Imagem 1: Charge.Fonte: O Tempo

As análises realizadas mostraram que na água e nos sedimentos do rio Doce, há uma alta concentração de alumínio, ferro, manganês, magnésio, além da alta concentração de sólidos totais dissolvidos. As amostras apresentaram ainda modificações em suas comunidades bacterianas e alta toxicidade crônica, o que pode modificar e afetar a qualidade dos ecossistemas aquáticos.

Mas quem deve garantir que esses danos não sejam permanentes, tanto na natureza como na vida de cada atingido?

Em primeiro lugar, os órgãos responsáveis pela gestão dos recursos naturais (incluindo a água). Eles têm como função administrar e mediar conflitos sobre recursos naturais, além de fiscalizar e evitar que desastres como esse aconteçam. Porém, segundo os autores, estes órgãos carecem de capacidade técnica para cumprir e garantir a realização destas funções, e aí está uma das falhas desse sistema de gestão.

Em segundo lugar, a empresa responsável pela barragem (Samarco/Vale/BHP Billiton).

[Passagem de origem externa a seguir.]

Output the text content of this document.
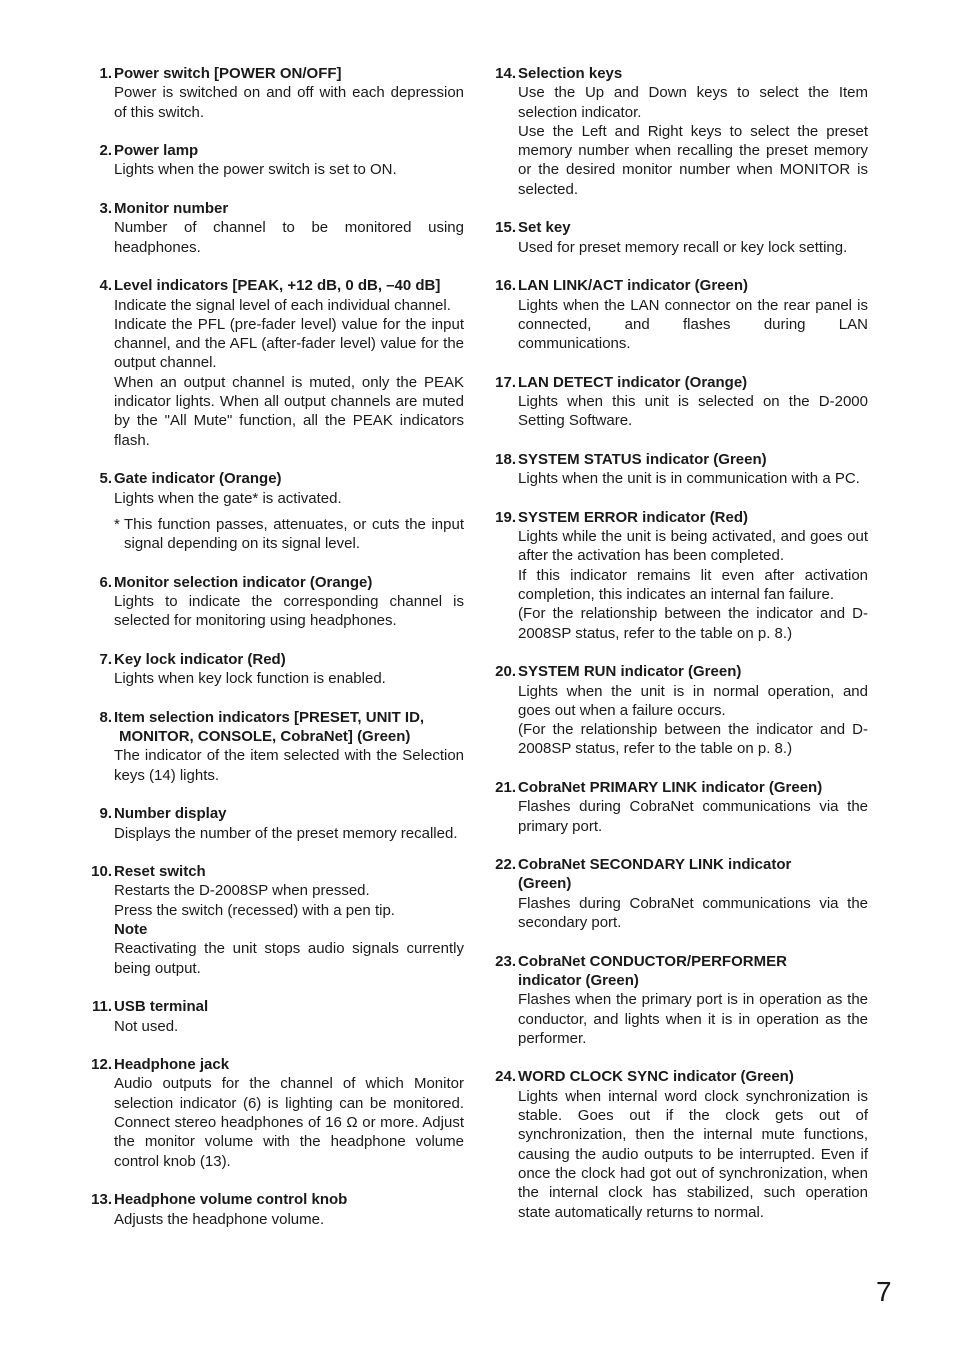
1. Power switch [POWER ON/OFF]
Power is switched on and off with each depression of this switch.
2. Power lamp
Lights when the power switch is set to ON.
3. Monitor number
Number of channel to be monitored using headphones.
4. Level indicators [PEAK, +12 dB, 0 dB, –40 dB]
Indicate the signal level of each individual channel.
Indicate the PFL (pre-fader level) value for the input channel, and the AFL (after-fader level) value for the output channel.
When an output channel is muted, only the PEAK indicator lights. When all output channels are muted by the "All Mute" function, all the PEAK indicators flash.
5. Gate indicator (Orange)
Lights when the gate* is activated.
* This function passes, attenuates, or cuts the input signal depending on its signal level.
6. Monitor selection indicator (Orange)
Lights to indicate the corresponding channel is selected for monitoring using headphones.
7. Key lock indicator (Red)
Lights when key lock function is enabled.
8. Item selection indicators [PRESET, UNIT ID,
MONITOR, CONSOLE, CobraNet] (Green)
The indicator of the item selected with the Selection keys (14) lights.
9. Number display
Displays the number of the preset memory recalled.
10. Reset switch
Restarts the D-2008SP when pressed.
Press the switch (recessed) with a pen tip.
Note
Reactivating the unit stops audio signals currently being output.
11. USB terminal
Not used.
12. Headphone jack
Audio outputs for the channel of which Monitor selection indicator (6) is lighting can be monitored. Connect stereo headphones of 16 Ω or more. Adjust the monitor volume with the headphone volume control knob (13).
13. Headphone volume control knob
Adjusts the headphone volume.
14. Selection keys
Use the Up and Down keys to select the Item selection indicator.
Use the Left and Right keys to select the preset memory number when recalling the preset memory or the desired monitor number when MONITOR is selected.
15. Set key
Used for preset memory recall or key lock setting.
16. LAN LINK/ACT indicator (Green)
Lights when the LAN connector on the rear panel is connected, and flashes during LAN communications.
17. LAN DETECT indicator (Orange)
Lights when this unit is selected on the D-2000 Setting Software.
18. SYSTEM STATUS indicator (Green)
Lights when the unit is in communication with a PC.
19. SYSTEM ERROR indicator (Red)
Lights while the unit is being activated, and goes out after the activation has been completed.
If this indicator remains lit even after activation completion, this indicates an internal fan failure.
(For the relationship between the indicator and D-2008SP status, refer to the table on p. 8.)
20. SYSTEM RUN indicator (Green)
Lights when the unit is in normal operation, and goes out when a failure occurs.
(For the relationship between the indicator and D-2008SP status, refer to the table on p. 8.)
21. CobraNet PRIMARY LINK indicator (Green)
Flashes during CobraNet communications via the primary port.
22. CobraNet SECONDARY LINK indicator
(Green)
Flashes during CobraNet communications via the secondary port.
23. CobraNet CONDUCTOR/PERFORMER
indicator (Green)
Flashes when the primary port is in operation as the conductor, and lights when it is in operation as the performer.
24. WORD CLOCK SYNC indicator (Green)
Lights when internal word clock synchronization is stable. Goes out if the clock gets out of synchronization, then the internal mute functions, causing the audio outputs to be interrupted. Even if once the clock had got out of synchronization, when the internal clock has stabilized, such operation state automatically returns to normal.
7
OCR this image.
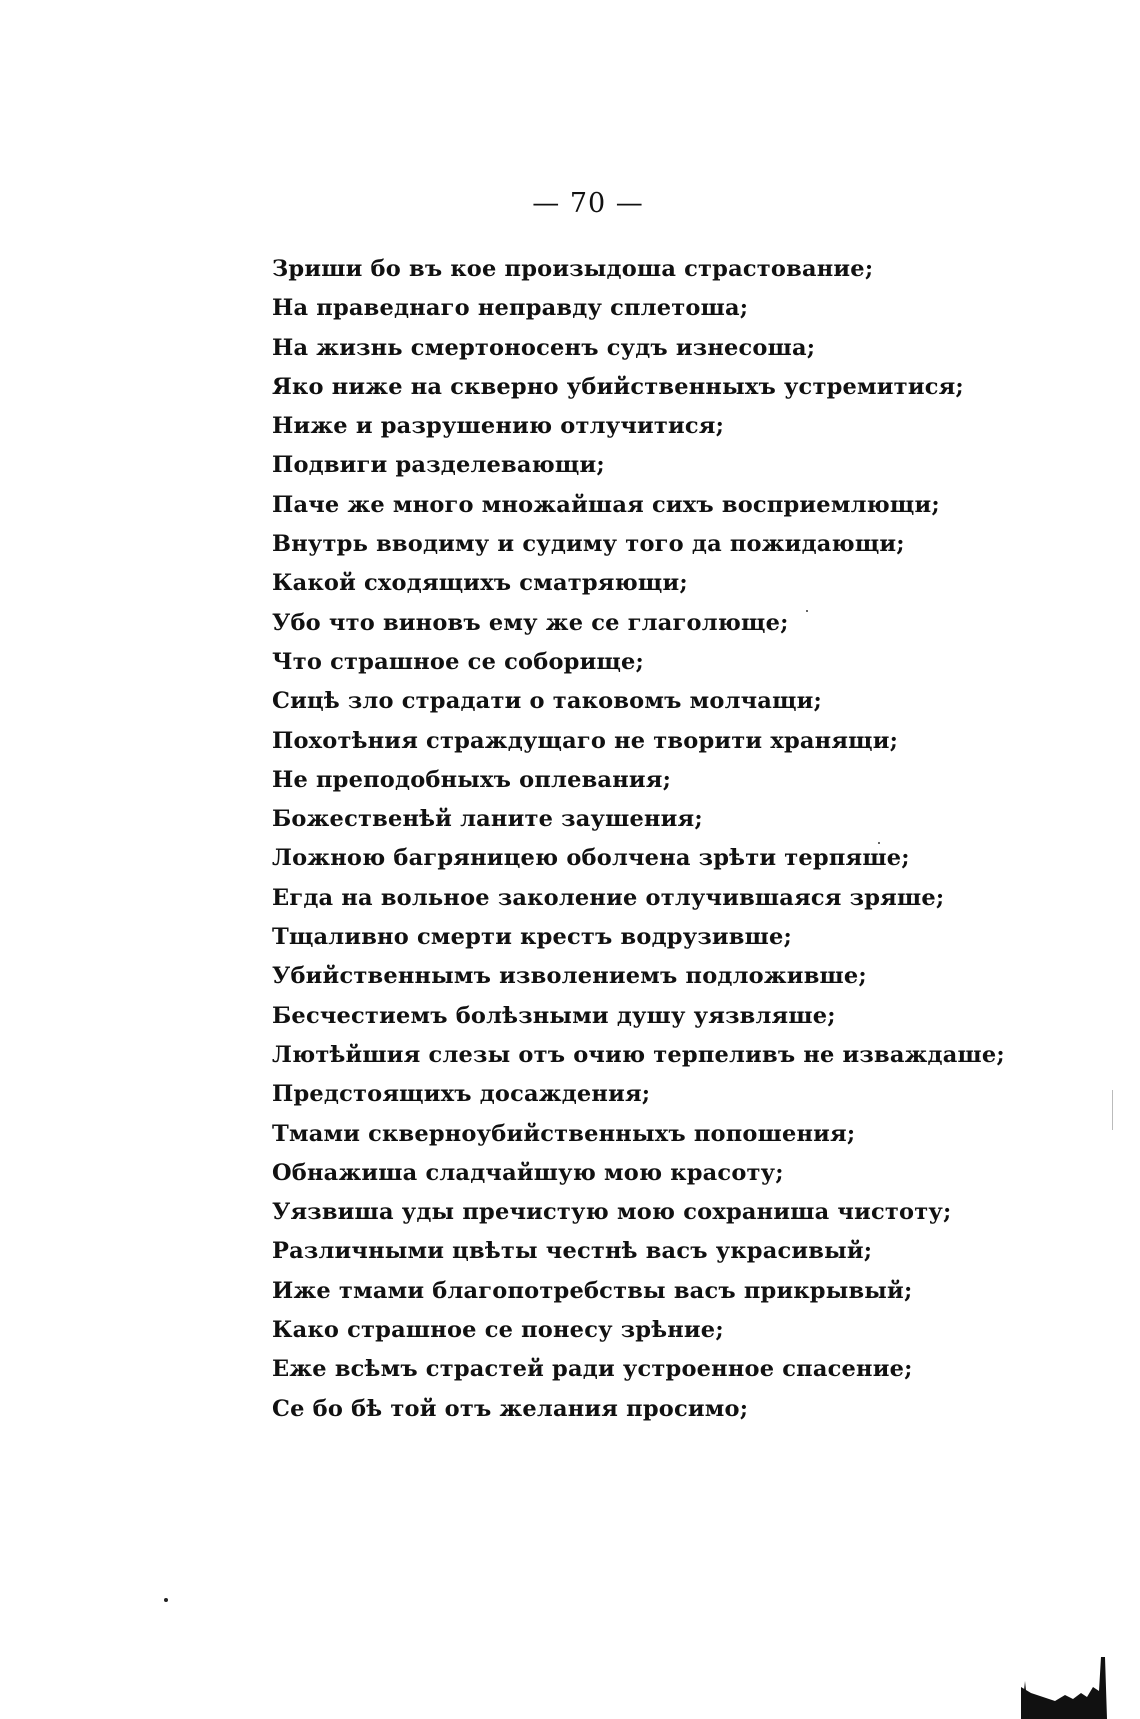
— 70 —
Зриши бо въ кое произыдоша страстование;
На праведнаго неправду сплетоша;
На жизнь смертоносенъ судъ изнесоша;
Яко ниже на скверно убийственныхъ устремитися;
Ниже и разрушению отлучитися;
Подвиги разделевающи;
Паче же много множайшая сихъ восприемлющи;
Внутрь вводиму и судиму того да пожидающи;
Какой сходящихъ сматряющи;
Убо что виновъ ему же се глаголюще;
Что страшное се соборище;
Сицѣ зло страдати о таковомъ молчащи;
Похотѣния страждущаго не творити хранящи;
Не преподобныхъ оплевания;
Божественѣй ланите заушения;
Ложною багряницею оболчена зрѣти терпяше;
Егда на вольное заколение отлучившаяся зряше;
Тщаливно смерти крестъ водрузивше;
Убийственнымъ изволениемъ подложивше;
Бесчестиемъ болѣзными душу уязвляше;
Лютѣйшия слезы отъ очию терпеливъ не изваждаше;
Предстоящихъ досаждения;
Тмами скверноубийственныхъ попошения;
Обнажиша сладчайшую мою красоту;
Уязвиша уды пречистую мою сохраниша чистоту;
Различными цвѣты честнѣ васъ украсивый;
Иже тмами благопотребствы васъ прикрывый;
Како страшное се понесу зрѣние;
Еже всѣмъ страстей ради устроенное спасение;
Се бо бѣ той отъ желания просимо;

Era função dela, cuidar e assegurar que a barragem estivesse segura para operar, através de seus Planos de Segurança de Barragem e, no caso de um eventual rompimento da barragem, do seu Plano de Ação Emergencial. O que não ocorreu no caso de Fundão.

Imagem 2: Grafite com casas, objetos e pessoas soterrados pela lama, mãos jogando mais lama, e uma televisão ligada com a bandeira do Brasil.Fonte: Instagram @osgemeos

Os autores do estudo então trazem a proposta de uma nova abordagem ao lidar com recursos naturais, visto que o sistema atual apresenta inúmeras falhas (comprovadas pelo rompimento de Fundão). Essa proposta se baseia na “governança das águas”, que integra os eixos social, econômico, político e ambiental, garantindo o uso democrático e sustentável da água. Para que isso ocorra, é necessário que o Estado, a população e as empresas trabalhem juntos, cada um cumprimdo com suas respectivas responsabilidades.

Mas e no caso de Fundão, o que precisa ser feito para se recuperar a bacia do rio Doce?

É necessário, em primeiro lugar, que as decisões sejam tomadas de maneira coletiva, levando em conta a singularidade de cada localidades e população atingida. Uma das abordagens proposta pelos autores, é considerar as sub-bacias do rio Doce como “áreas de trabalho”.

A criação de redes de contato entre cidadãos, moradores do entorno do Rio Doce, e grupos acadêmicos é de extrema importância para que construa uma perspectiva do atingido (e de suas demandas) na ciência, além de ser um mecanismo de educação e comunicação para com essas pessoas. Esse é um importante caminho para que possamos questionar o sistema de leis e instituições que vem gerindo as barragens no Brasil. É necessário compreender que o papel das entidades fiscalizadoras deve ser comprometido com a sociedade e em defesa desta, e não mais um processo rotineiro e sem importância a favor das empresas. Por fim, a mudança fundamental é na lógica do fazer ambiental no Brasil, promovendo maior diálogo com a sociedade civil e maior equilíbrio na balança de interesses que gere o meio ambiente.

Esse é um texto de divulgação científica do PROGRAMA MINAS DE LAMA, da Universidade Federal de Juiz de Fora, elaborado com base no artigo:
BARBOSA, Francisco Antônio Rodrigues; MAIA-BARBOSA, Paulina Maria; NASCIMENTO, Andrea Maria Amaral; RIETZLER, Arnola Cecilia; FRANCO, Maione Wittig; PAES, Thecia Alfenas; REIS, Mariana; DIAS, Marcela França; ÁVILA, Marcelo de Paula, OLIVEIRA, Lucas Antonio Gomes. O desastre de Mariana e suas consequências sociais, econômicas, políticas e ambientais: porque evoluir da abordagem de Gestão dos recursos naturais para Governança dos recursos naturais?. Arquivos do Museu de História Natural e Jardim Botânico da UFMG, v. 24, n. 1-2, 2015.